I know there isn't enough information on the site: (https://code.google.com/p/skue/)
For developers that want to use it on their own projects. I'm sorry for that I just haven't had the time to do a proper documentation since this is just a side project and not my daily work.
However, I'm willing to help you out with ramping up so you will be able to use it. The first thing to notice is the small example that it's part of the source code. Go to the site then click on Source -> Browse and then expand the "app" branch.
The code inside of the "app" folder represents your own API implementation. The package "skue" contains the actual implementation of the library so basically you just create your Python project for Google App Engine and includes the skuë package directly into it.
Now overwrite your main.py file with the content of the downloaded main.py: main.py on Skuë project.
The most important part of that file is where you put your own routes to your resources implementations: Notice here the use of the "ContactResource".
TASK_HANDLERS = [
]
API_HANDLERS = [
('/contacts/(.*)', ContactResource)
]
API_DOC = [ ('/', ApiDocumentationResource) ]
Browse to the contact resource implementation.
There are a lot of things going on under the hood there.. but the idea is for you to not worry about those.
You need to inherit from the proper Resource parent class depending on the kind of resource you want to create, there are four basic types:
DocumentResource: A document resource is a singular concept that is akin to an object instance or database record.
CollectionResource: A collection resource is a server-managed directory of resources. Clients may propose new resources to be added to a collection. However, it is up to the collection to choose to create a new resource, or not.

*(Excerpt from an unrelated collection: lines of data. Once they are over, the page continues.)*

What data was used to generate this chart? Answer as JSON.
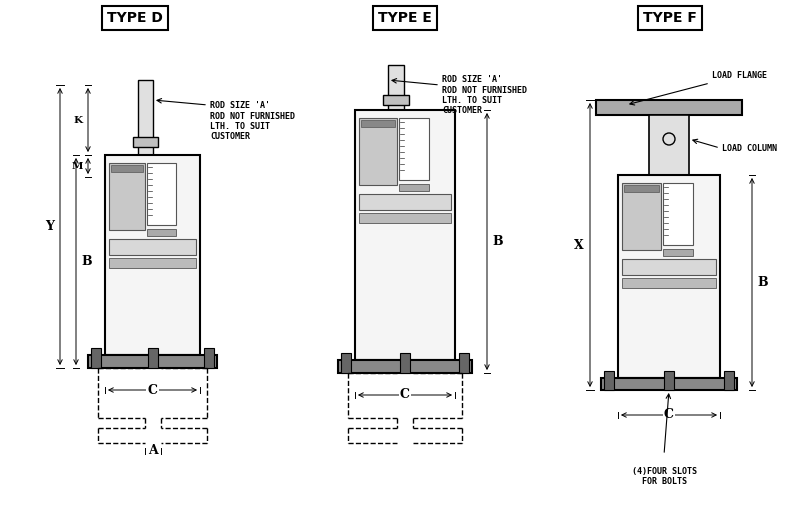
{
  "bg_color": "#ffffff",
  "line_color": "#000000",
  "type_d_label": "TYPE D",
  "type_e_label": "TYPE E",
  "type_f_label": "TYPE F",
  "ann_rod_1": "ROD SIZE 'A'",
  "ann_rod_2": "ROD NOT FURNISHED",
  "ann_rod_3": "LTH. TO SUIT",
  "ann_rod_4": "CUSTOMER",
  "ann_load_flange": "LOAD FLANGE",
  "ann_load_column": "LOAD COLUMN",
  "ann_slots": "(4)FOUR SLOTS\nFOR BOLTS"
}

StoreResource: A store is a client-managed resource repository. A store resource lets an API client put resources in, get them back out, and decide when to delete them.
ControllerResource: A controller resource models a procedural concept. Controller resources are like exe- cutable functions, with parameters and return values; inputs and outputs.

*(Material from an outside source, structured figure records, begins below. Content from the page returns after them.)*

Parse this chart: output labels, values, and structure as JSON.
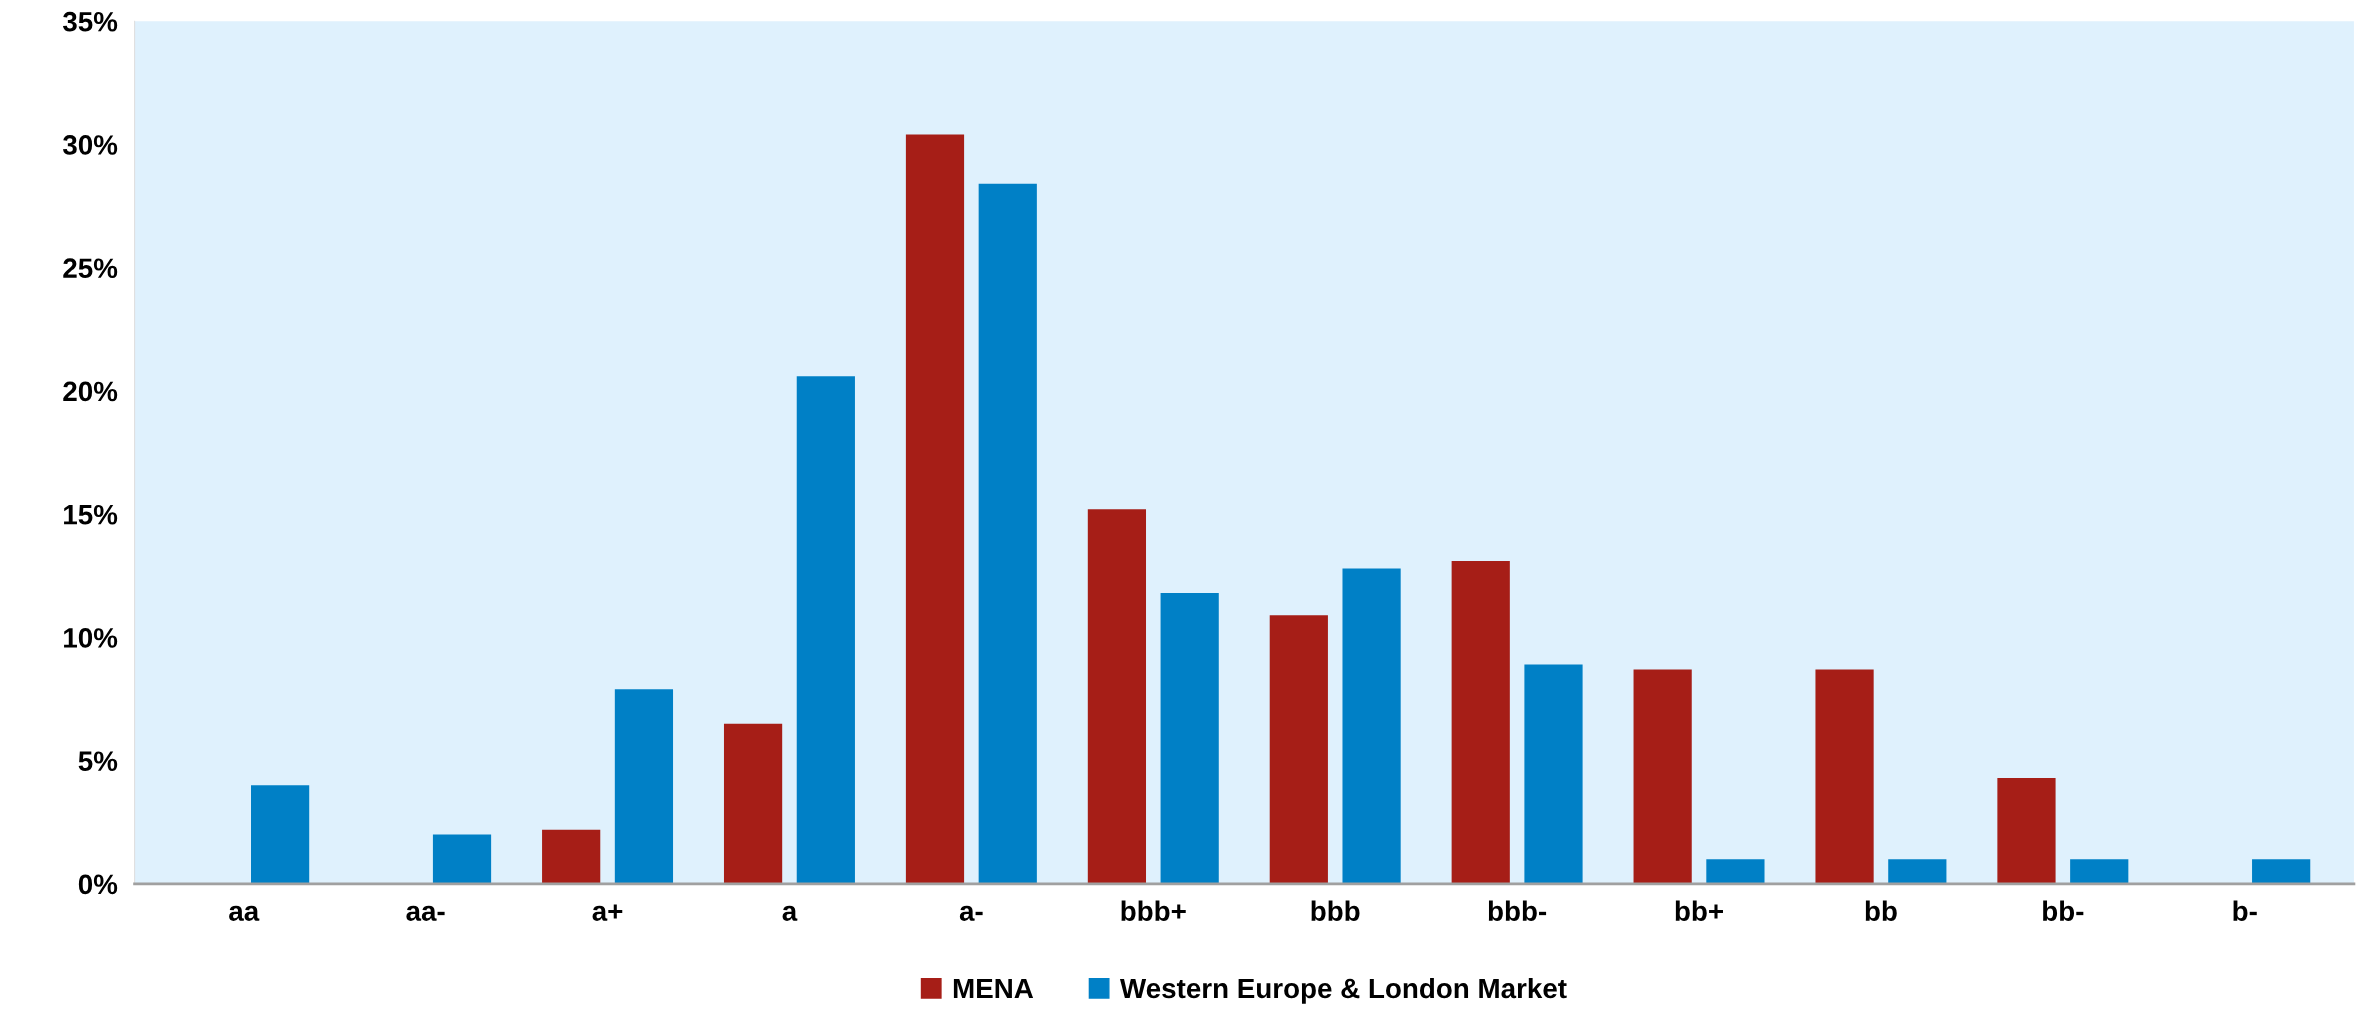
{
  "chart_data": {
    "type": "bar",
    "categories": [
      "aa",
      "aa-",
      "a+",
      "a",
      "a-",
      "bbb+",
      "bbb",
      "bbb-",
      "bb+",
      "bb",
      "bb-",
      "b-"
    ],
    "series": [
      {
        "name": "MENA",
        "color": "#a61e17",
        "values": [
          null,
          null,
          2.2,
          6.5,
          30.4,
          15.2,
          10.9,
          13.1,
          8.7,
          8.7,
          4.3,
          null
        ]
      },
      {
        "name": "Western Europe & London Market",
        "color": "#0080c6",
        "values": [
          4.0,
          2.0,
          7.9,
          20.6,
          28.4,
          11.8,
          12.8,
          8.9,
          1.0,
          1.0,
          1.0,
          1.0
        ]
      }
    ],
    "ylim": [
      0,
      35
    ],
    "yticks": [
      {
        "value": 0,
        "label": "0%"
      },
      {
        "value": 5,
        "label": "5%"
      },
      {
        "value": 10,
        "label": "10%"
      },
      {
        "value": 15,
        "label": "15%"
      },
      {
        "value": 20,
        "label": "20%"
      },
      {
        "value": 25,
        "label": "25%"
      },
      {
        "value": 30,
        "label": "30%"
      },
      {
        "value": 35,
        "label": "35%"
      }
    ],
    "grid": false,
    "legend": "bottom"
  }
}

Like a traditional web application’s use of HTML forms, a REST API relies on controller resources to perform application-specific actions that cannot be logically mapped to one of the standard methods (create, retrieve, update, and delete, also known as CRUD).

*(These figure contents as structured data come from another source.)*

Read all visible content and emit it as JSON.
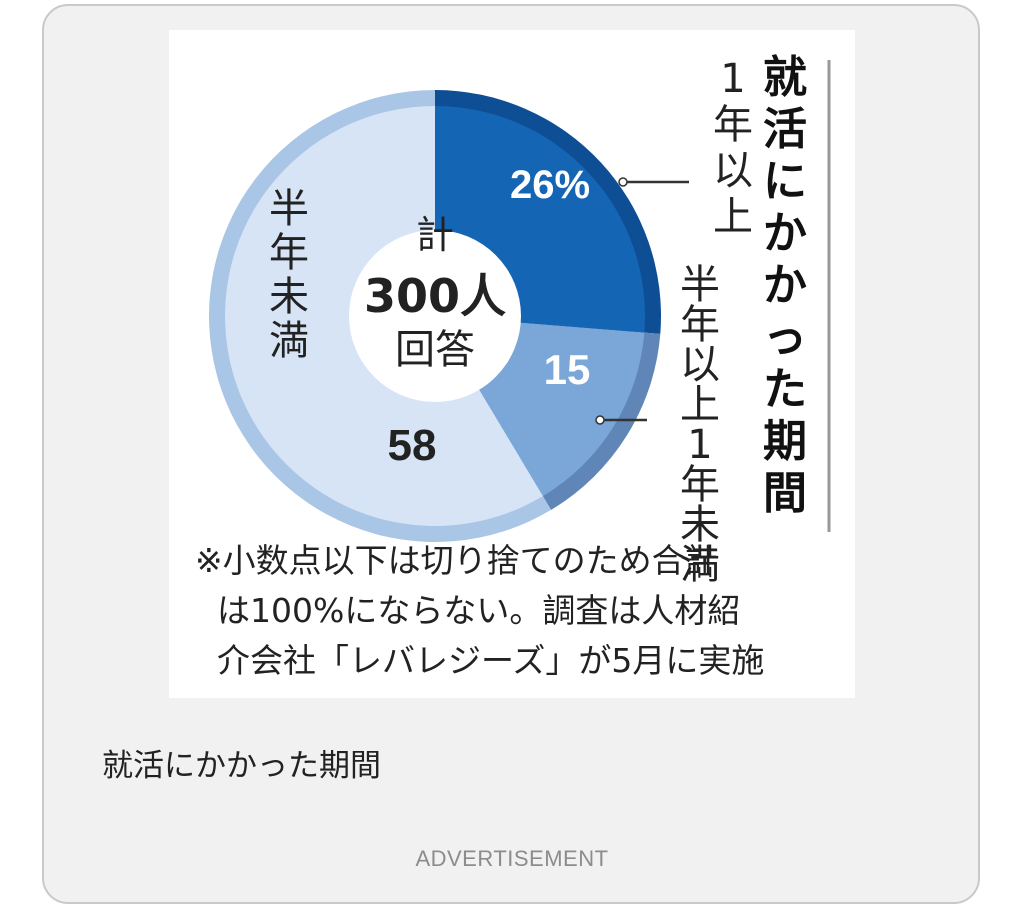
{
  "chart_data": {
    "type": "pie",
    "title": "就活にかかった期間",
    "total_label": [
      "計",
      "300人",
      "回答"
    ],
    "slices": [
      {
        "label": "1年以上",
        "value": 26,
        "value_label": "26%",
        "color": "#1565b5",
        "rim": "#0e4e95"
      },
      {
        "label": "半年以上1年未満",
        "value": 15,
        "value_label": "15",
        "color": "#7aa6d8",
        "rim": "#5f86b6"
      },
      {
        "label": "半年未満",
        "value": 58,
        "value_label": "58",
        "color": "#d6e4f5",
        "rim": "#a9c6e6"
      }
    ],
    "note": [
      "※小数点以下は切り捨てのため合計",
      "は100%にならない。調査は人材紹",
      "介会社「レバレジーズ」が5月に実施"
    ]
  },
  "caption": "就活にかかった期間",
  "advertisement": "ADVERTISEMENT"
}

Now take a look at the "describe_resource" implementation on ContactResource example. When you inherit from the basic resource types described above the next step is to programmatically describe your resource to the outside world using that method. The underlying Skuë implementation uses that method to validate require parameters and also to self describe the endpoints when you perform an OPTIONS request on them.
And the final step is for you to implement the methods (CRUD) that you want to handle for your resource.
Again with the ContactResource example, that resource handles the creation, update and read of Contact items.
I hope this helps you at least to understand how to start using the library. I will create better tutorials in the future, though.
In the meantime you can contact me via email: greivin.lopez#gmail.com and I will send you a more elaborated example or even something that matches your requirements.
Important Note: Currently the Skuë project only supports responses in JSON format. If you plan to use another format you will need to create the proper classes to handle it.
Greetings from Costa Rica.
I haven't used skue, but what you're looking for sounds like a good fit for Google Cloud Endpoints. See my previous answers on the subject for more details.